Além do que se vê.

Começa hoje (01/11), na sede paulistana do Instituto Moreira Sales, a quarta edição do Festival Zum, realizada pela revista de mesmo nome. Até o domingo, dia 3 de novembro, o evento reúne artistas, fotógrafos, editores e pesquisadores, em debates e oficinas sobre a produção e a circulação das imagens na atualidade. Todas as atividades são gratuitas e abertas ao público.

Capa da Revista Zum – Anfiteatro desativado da UFRRJ em Seropédica, RJ, 2018. (Foto: Vincent Catala)

Segundo o editor da revista e curador do festival, o querido Thyago Nogueira, com quem bati um papo na última quarta-feira, a opção em não escolher um tema específico para cada edição deixa os caminhos mais fluidos e o mais abrangente possível:  “É claro que estamos conectados aos temas políticos globais latentes para fazer a curadoria e fazer uma reflexão da fotografia como um instrumento de poder”, afirma ele. “O que mais me interessa é questionar além do que o que está dentro da imagem em si”.

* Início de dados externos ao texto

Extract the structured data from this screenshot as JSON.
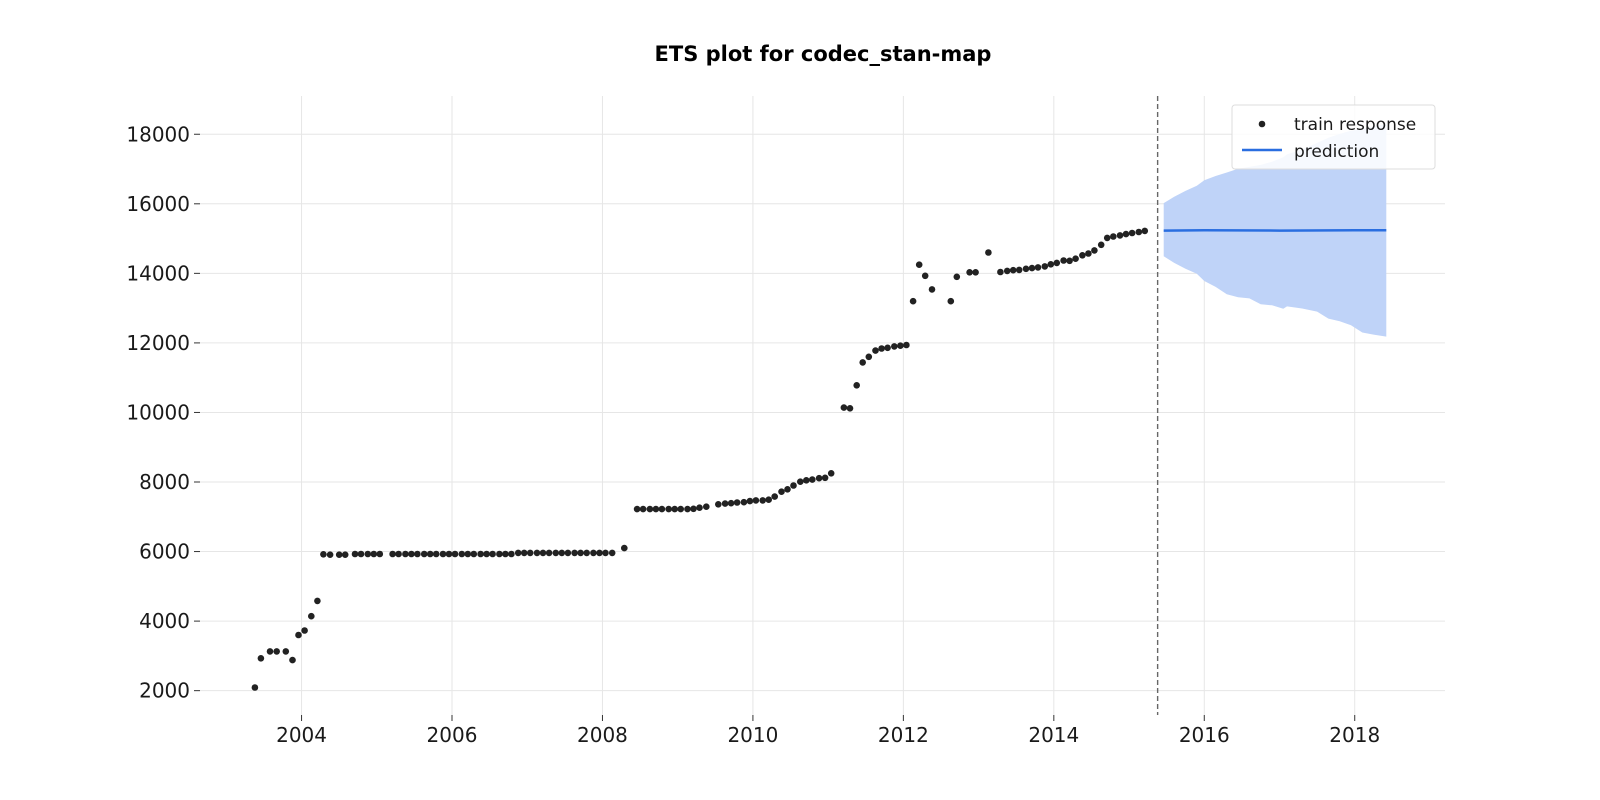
{
  "chart_data": {
    "type": "scatter",
    "title": "ETS plot for codec_stan-map",
    "xlabel": "",
    "ylabel": "",
    "xlim": [
      2002.65,
      2019.2
    ],
    "ylim": [
      1300,
      19100
    ],
    "x_ticks": [
      2004,
      2006,
      2008,
      2010,
      2012,
      2014,
      2016,
      2018
    ],
    "y_ticks": [
      2000,
      4000,
      6000,
      8000,
      10000,
      12000,
      14000,
      16000,
      18000
    ],
    "grid": true,
    "legend_position": "top-right",
    "train_end": 2015.38,
    "colors": {
      "train": "#222222",
      "prediction": "#2a6ee0",
      "band": "#bfd3f8",
      "divider": "#666666",
      "grid": "#e6e6e6"
    },
    "series": [
      {
        "name": "train response",
        "kind": "scatter",
        "points": [
          [
            2003.38,
            2090
          ],
          [
            2003.46,
            2930
          ],
          [
            2003.58,
            3130
          ],
          [
            2003.67,
            3130
          ],
          [
            2003.79,
            3130
          ],
          [
            2003.88,
            2880
          ],
          [
            2003.96,
            3600
          ],
          [
            2004.04,
            3730
          ],
          [
            2004.13,
            4140
          ],
          [
            2004.21,
            4580
          ],
          [
            2004.29,
            5920
          ],
          [
            2004.38,
            5910
          ],
          [
            2004.5,
            5910
          ],
          [
            2004.58,
            5910
          ],
          [
            2004.71,
            5930
          ],
          [
            2004.79,
            5930
          ],
          [
            2004.88,
            5930
          ],
          [
            2004.96,
            5930
          ],
          [
            2005.04,
            5930
          ],
          [
            2005.21,
            5930
          ],
          [
            2005.29,
            5930
          ],
          [
            2005.38,
            5930
          ],
          [
            2005.46,
            5930
          ],
          [
            2005.54,
            5930
          ],
          [
            2005.63,
            5930
          ],
          [
            2005.71,
            5930
          ],
          [
            2005.79,
            5930
          ],
          [
            2005.88,
            5930
          ],
          [
            2005.96,
            5930
          ],
          [
            2006.04,
            5930
          ],
          [
            2006.13,
            5930
          ],
          [
            2006.21,
            5930
          ],
          [
            2006.29,
            5930
          ],
          [
            2006.38,
            5930
          ],
          [
            2006.46,
            5930
          ],
          [
            2006.54,
            5930
          ],
          [
            2006.63,
            5930
          ],
          [
            2006.71,
            5930
          ],
          [
            2006.79,
            5930
          ],
          [
            2006.88,
            5960
          ],
          [
            2006.96,
            5960
          ],
          [
            2007.04,
            5960
          ],
          [
            2007.13,
            5960
          ],
          [
            2007.21,
            5960
          ],
          [
            2007.29,
            5960
          ],
          [
            2007.38,
            5960
          ],
          [
            2007.46,
            5960
          ],
          [
            2007.54,
            5960
          ],
          [
            2007.63,
            5960
          ],
          [
            2007.71,
            5960
          ],
          [
            2007.79,
            5960
          ],
          [
            2007.88,
            5960
          ],
          [
            2007.96,
            5960
          ],
          [
            2008.04,
            5960
          ],
          [
            2008.13,
            5960
          ],
          [
            2008.29,
            6100
          ],
          [
            2008.46,
            7220
          ],
          [
            2008.54,
            7220
          ],
          [
            2008.63,
            7220
          ],
          [
            2008.71,
            7220
          ],
          [
            2008.79,
            7220
          ],
          [
            2008.88,
            7220
          ],
          [
            2008.96,
            7220
          ],
          [
            2009.04,
            7220
          ],
          [
            2009.13,
            7220
          ],
          [
            2009.21,
            7230
          ],
          [
            2009.29,
            7260
          ],
          [
            2009.38,
            7290
          ],
          [
            2009.54,
            7360
          ],
          [
            2009.63,
            7380
          ],
          [
            2009.71,
            7390
          ],
          [
            2009.79,
            7410
          ],
          [
            2009.88,
            7420
          ],
          [
            2009.96,
            7450
          ],
          [
            2010.04,
            7470
          ],
          [
            2010.13,
            7470
          ],
          [
            2010.21,
            7490
          ],
          [
            2010.29,
            7580
          ],
          [
            2010.38,
            7720
          ],
          [
            2010.46,
            7790
          ],
          [
            2010.54,
            7900
          ],
          [
            2010.63,
            8010
          ],
          [
            2010.71,
            8050
          ],
          [
            2010.79,
            8070
          ],
          [
            2010.88,
            8110
          ],
          [
            2010.96,
            8120
          ],
          [
            2011.04,
            8250
          ],
          [
            2011.21,
            10140
          ],
          [
            2011.29,
            10120
          ],
          [
            2011.38,
            10780
          ],
          [
            2011.46,
            11440
          ],
          [
            2011.54,
            11600
          ],
          [
            2011.63,
            11780
          ],
          [
            2011.71,
            11840
          ],
          [
            2011.79,
            11860
          ],
          [
            2011.88,
            11900
          ],
          [
            2011.96,
            11920
          ],
          [
            2012.04,
            11940
          ],
          [
            2012.13,
            13200
          ],
          [
            2012.21,
            14250
          ],
          [
            2012.29,
            13930
          ],
          [
            2012.38,
            13540
          ],
          [
            2012.63,
            13200
          ],
          [
            2012.71,
            13900
          ],
          [
            2012.88,
            14030
          ],
          [
            2012.96,
            14030
          ],
          [
            2013.13,
            14600
          ],
          [
            2013.29,
            14040
          ],
          [
            2013.38,
            14070
          ],
          [
            2013.46,
            14090
          ],
          [
            2013.54,
            14100
          ],
          [
            2013.63,
            14130
          ],
          [
            2013.71,
            14150
          ],
          [
            2013.79,
            14170
          ],
          [
            2013.88,
            14200
          ],
          [
            2013.96,
            14260
          ],
          [
            2014.04,
            14300
          ],
          [
            2014.13,
            14370
          ],
          [
            2014.21,
            14360
          ],
          [
            2014.29,
            14420
          ],
          [
            2014.38,
            14520
          ],
          [
            2014.46,
            14570
          ],
          [
            2014.54,
            14660
          ],
          [
            2014.63,
            14820
          ],
          [
            2014.71,
            15020
          ],
          [
            2014.79,
            15060
          ],
          [
            2014.88,
            15090
          ],
          [
            2014.96,
            15130
          ],
          [
            2015.04,
            15160
          ],
          [
            2015.13,
            15190
          ],
          [
            2015.21,
            15220
          ]
        ]
      },
      {
        "name": "prediction",
        "kind": "line",
        "points": [
          [
            2015.46,
            15230
          ],
          [
            2016.0,
            15240
          ],
          [
            2017.0,
            15230
          ],
          [
            2018.0,
            15240
          ],
          [
            2018.42,
            15240
          ]
        ]
      }
    ],
    "prediction_band": [
      [
        2015.46,
        14490,
        16020
      ],
      [
        2015.6,
        14300,
        16200
      ],
      [
        2015.75,
        14130,
        16370
      ],
      [
        2015.9,
        13990,
        16520
      ],
      [
        2016.0,
        13780,
        16680
      ],
      [
        2016.15,
        13610,
        16800
      ],
      [
        2016.3,
        13400,
        16900
      ],
      [
        2016.45,
        13310,
        17010
      ],
      [
        2016.6,
        13280,
        17060
      ],
      [
        2016.75,
        13110,
        17120
      ],
      [
        2016.9,
        13080,
        17210
      ],
      [
        2017.05,
        12980,
        17340
      ],
      [
        2017.1,
        13050,
        17420
      ],
      [
        2017.3,
        12990,
        17560
      ],
      [
        2017.5,
        12900,
        17750
      ],
      [
        2017.65,
        12700,
        17900
      ],
      [
        2017.8,
        12620,
        18010
      ],
      [
        2017.95,
        12510,
        18100
      ],
      [
        2018.1,
        12300,
        18150
      ],
      [
        2018.25,
        12240,
        18230
      ],
      [
        2018.42,
        12180,
        18290
      ]
    ]
  }
}
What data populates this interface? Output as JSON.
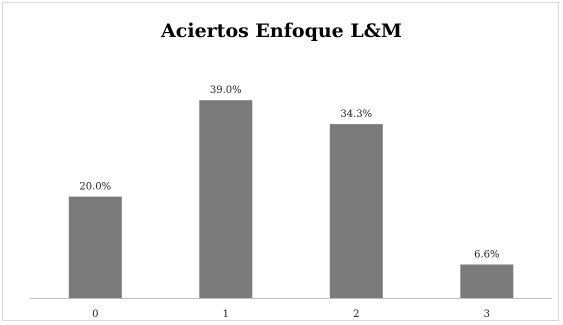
{
  "chart_data": {
    "type": "bar",
    "title": "Aciertos Enfoque L&M",
    "categories": [
      "0",
      "1",
      "2",
      "3"
    ],
    "values": [
      20.0,
      39.0,
      34.3,
      6.6
    ],
    "data_labels": [
      "20.0%",
      "39.0%",
      "34.3%",
      "6.6%"
    ],
    "ylim": [
      0,
      42
    ],
    "grid": false,
    "legend": "none",
    "bar_color": "#7a7a7a",
    "axis_color": "#bfbfbf"
  }
}
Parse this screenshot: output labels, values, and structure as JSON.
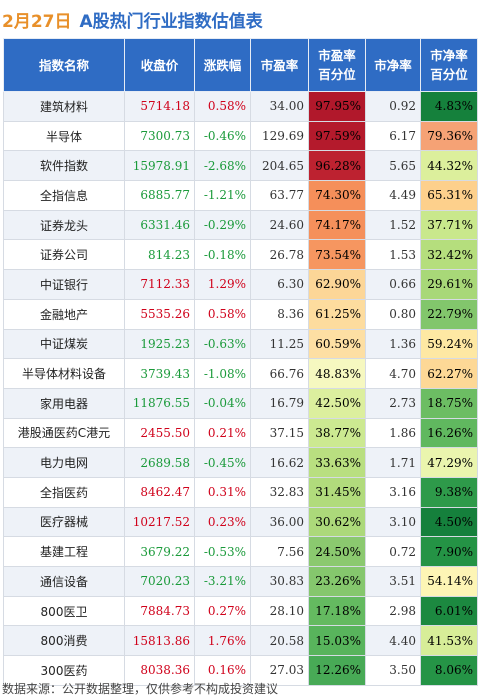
{
  "header": {
    "date": "2月27日",
    "title": "A股热门行业指数估值表"
  },
  "columns": [
    "指数名称",
    "收盘价",
    "涨跌幅",
    "市盈率",
    "市盈率\n百分位",
    "市净率",
    "市净率\n百分位"
  ],
  "rows": [
    {
      "name": "建筑材料",
      "close": "5714.18",
      "change": "0.58%",
      "dir": "up",
      "pe": "34.00",
      "pe_pct": "97.95%",
      "pe_color": "#b1182b",
      "pb": "0.92",
      "pb_pct": "4.83%",
      "pb_color": "#15813c"
    },
    {
      "name": "半导体",
      "close": "7300.73",
      "change": "-0.46%",
      "dir": "down",
      "pe": "129.69",
      "pe_pct": "97.59%",
      "pe_color": "#b41a2c",
      "pb": "6.17",
      "pb_pct": "79.36%",
      "pb_color": "#f5a275"
    },
    {
      "name": "软件指数",
      "close": "15978.91",
      "change": "-2.68%",
      "dir": "down",
      "pe": "204.65",
      "pe_pct": "96.28%",
      "pe_color": "#bd2230",
      "pb": "5.65",
      "pb_pct": "44.32%",
      "pb_color": "#dcef9c"
    },
    {
      "name": "全指信息",
      "close": "6885.77",
      "change": "-1.21%",
      "dir": "down",
      "pe": "63.77",
      "pe_pct": "74.30%",
      "pe_color": "#f58f5a",
      "pb": "4.49",
      "pb_pct": "65.31%",
      "pb_color": "#fdd08c"
    },
    {
      "name": "证券龙头",
      "close": "6331.46",
      "change": "-0.29%",
      "dir": "down",
      "pe": "24.60",
      "pe_pct": "74.17%",
      "pe_color": "#f5905b",
      "pb": "1.52",
      "pb_pct": "37.71%",
      "pb_color": "#c9e88c"
    },
    {
      "name": "证券公司",
      "close": "814.23",
      "change": "-0.18%",
      "dir": "down",
      "pe": "26.78",
      "pe_pct": "73.54%",
      "pe_color": "#f69660",
      "pb": "1.53",
      "pb_pct": "32.42%",
      "pb_color": "#b5de7d"
    },
    {
      "name": "中证银行",
      "close": "7112.33",
      "change": "1.29%",
      "dir": "up",
      "pe": "6.30",
      "pe_pct": "62.90%",
      "pe_color": "#fcd697",
      "pb": "0.66",
      "pb_pct": "29.61%",
      "pb_color": "#a8d878"
    },
    {
      "name": "金融地产",
      "close": "5535.26",
      "change": "0.58%",
      "dir": "up",
      "pe": "8.36",
      "pe_pct": "61.25%",
      "pe_color": "#fddc9e",
      "pb": "0.80",
      "pb_pct": "22.79%",
      "pb_color": "#82c66c"
    },
    {
      "name": "中证煤炭",
      "close": "1925.23",
      "change": "-0.63%",
      "dir": "down",
      "pe": "11.25",
      "pe_pct": "60.59%",
      "pe_color": "#fddfa3",
      "pb": "1.36",
      "pb_pct": "59.24%",
      "pb_color": "#fee8a3"
    },
    {
      "name": "半导体材料设备",
      "close": "3739.43",
      "change": "-1.08%",
      "dir": "down",
      "pe": "66.76",
      "pe_pct": "48.83%",
      "pe_color": "#f6f8c0",
      "pb": "4.70",
      "pb_pct": "62.27%",
      "pb_color": "#fdd896"
    },
    {
      "name": "家用电器",
      "close": "11876.55",
      "change": "-0.04%",
      "dir": "down",
      "pe": "16.79",
      "pe_pct": "42.50%",
      "pe_color": "#dcef9e",
      "pb": "2.73",
      "pb_pct": "18.75%",
      "pb_color": "#6cbd63"
    },
    {
      "name": "港股通医药C港元",
      "close": "2455.50",
      "change": "0.21%",
      "dir": "up",
      "pe": "37.15",
      "pe_pct": "38.77%",
      "pe_color": "#cce991",
      "pb": "1.86",
      "pb_pct": "16.26%",
      "pb_color": "#60b85f"
    },
    {
      "name": "电力电网",
      "close": "2689.58",
      "change": "-0.45%",
      "dir": "down",
      "pe": "16.62",
      "pe_pct": "33.63%",
      "pe_color": "#b9df80",
      "pb": "1.71",
      "pb_pct": "47.29%",
      "pb_color": "#eaf5ae"
    },
    {
      "name": "全指医药",
      "close": "8462.47",
      "change": "0.31%",
      "dir": "up",
      "pe": "32.83",
      "pe_pct": "31.45%",
      "pe_color": "#b1db7c",
      "pb": "3.16",
      "pb_pct": "9.38%",
      "pb_color": "#2e9a4a"
    },
    {
      "name": "医疗器械",
      "close": "10217.52",
      "change": "0.23%",
      "dir": "up",
      "pe": "36.00",
      "pe_pct": "30.62%",
      "pe_color": "#acd97a",
      "pb": "3.10",
      "pb_pct": "4.50%",
      "pb_color": "#15803c"
    },
    {
      "name": "基建工程",
      "close": "3679.22",
      "change": "-0.53%",
      "dir": "down",
      "pe": "7.56",
      "pe_pct": "24.50%",
      "pe_color": "#8bc96f",
      "pb": "0.72",
      "pb_pct": "7.90%",
      "pb_color": "#249345"
    },
    {
      "name": "通信设备",
      "close": "7020.23",
      "change": "-3.21%",
      "dir": "down",
      "pe": "30.83",
      "pe_pct": "23.26%",
      "pe_color": "#85c76d",
      "pb": "3.51",
      "pb_pct": "54.14%",
      "pb_color": "#fdf5b5"
    },
    {
      "name": "800医卫",
      "close": "7884.73",
      "change": "0.27%",
      "dir": "up",
      "pe": "28.10",
      "pe_pct": "17.18%",
      "pe_color": "#64ba60",
      "pb": "2.98",
      "pb_pct": "6.01%",
      "pb_color": "#1c8940"
    },
    {
      "name": "800消费",
      "close": "15813.86",
      "change": "1.76%",
      "dir": "up",
      "pe": "20.58",
      "pe_pct": "15.03%",
      "pe_color": "#58b45c",
      "pb": "4.40",
      "pb_pct": "41.53%",
      "pb_color": "#d7ed98"
    },
    {
      "name": "300医药",
      "close": "8038.36",
      "change": "0.16%",
      "dir": "up",
      "pe": "27.03",
      "pe_pct": "12.26%",
      "pe_color": "#48aa56",
      "pb": "3.50",
      "pb_pct": "8.06%",
      "pb_color": "#259446"
    }
  ],
  "footer": "数据来源：公开数据整理，仅供参考不构成投资建议"
}
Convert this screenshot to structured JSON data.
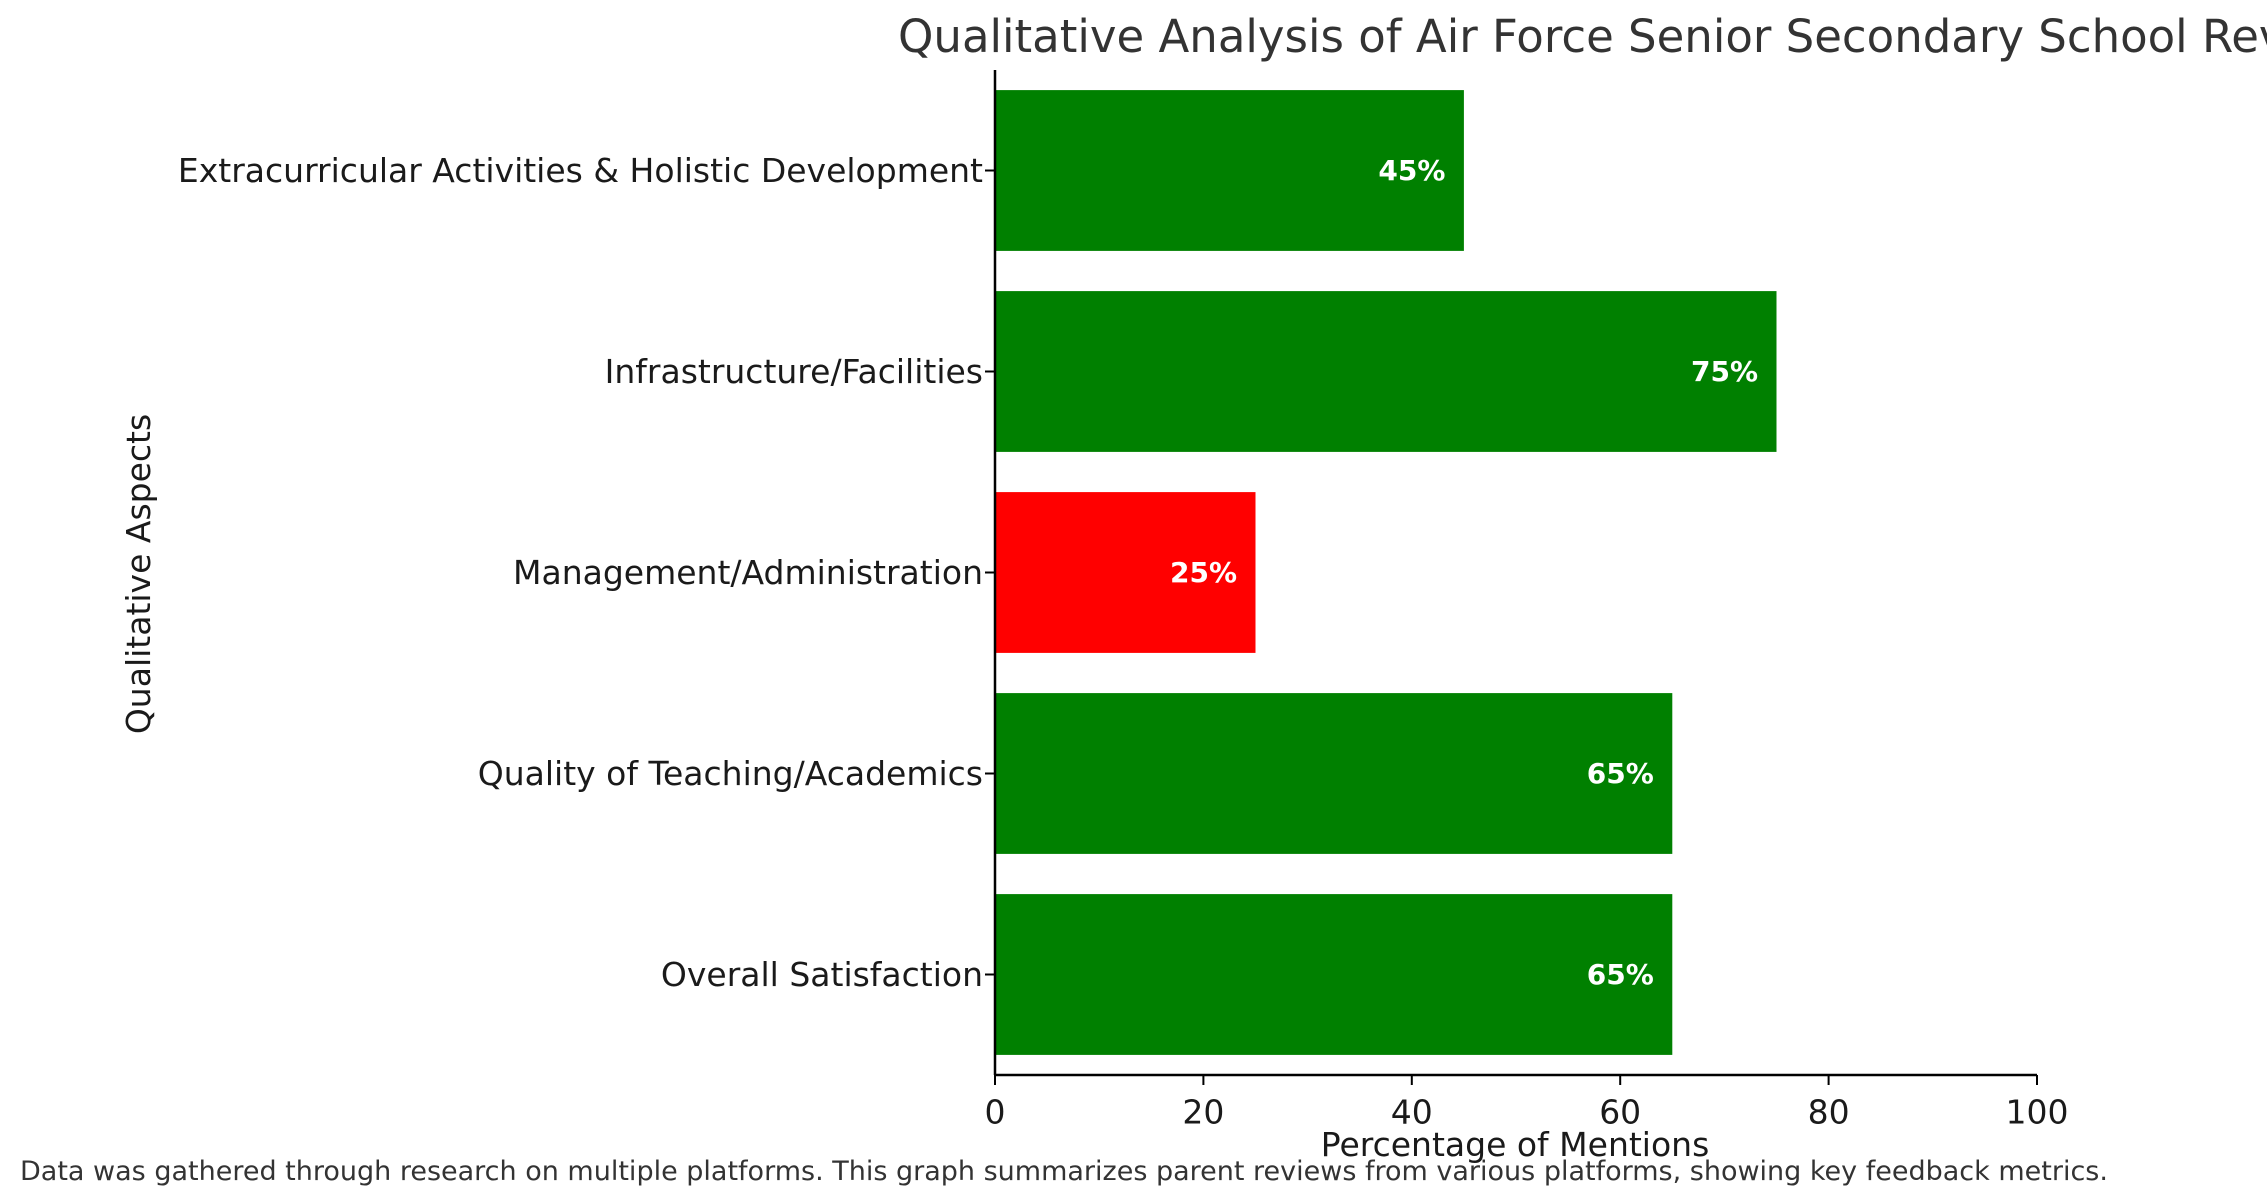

A programação começa às 18h30, com o lançamento da revista Zum #17 e segue com o debate “desaprendendo a história da fotografia” com a pesquisadora israelense Ariella Azoulay, conhecida como a Susan Sontag dos nossos tempos, além da participação da historiadora e antropóloga Lilia M. Schawrtz, que promete ser arrebatadora. Ariella questiona as origens das fotografias e como elas são produto de uma mentalidade colonialista, enraizada nas estruturas imperiais de poder e legitimação da violência na forma de direitos exercidos sobre o Outro. O fotografado não se representa, mas é representado pelo olhar do fotógrafo, já lapidado e recortado, “dando voz” a esses personagens. Mas que voz esses personagens teriam se pudessem falar por si próprios? Ariella apropria-se, assim, das reflexões iniciadas pelo seu conterrâneo, Edward W. Said, no clássico Cultura e Imperialismo, além do relevante e influente ensaio Pode o Subalterno Falar? de Gayatri Chakravorty Spivak, obras fundamentais dos Estudos Subalternos e Culturais e de uma episteme decolonial.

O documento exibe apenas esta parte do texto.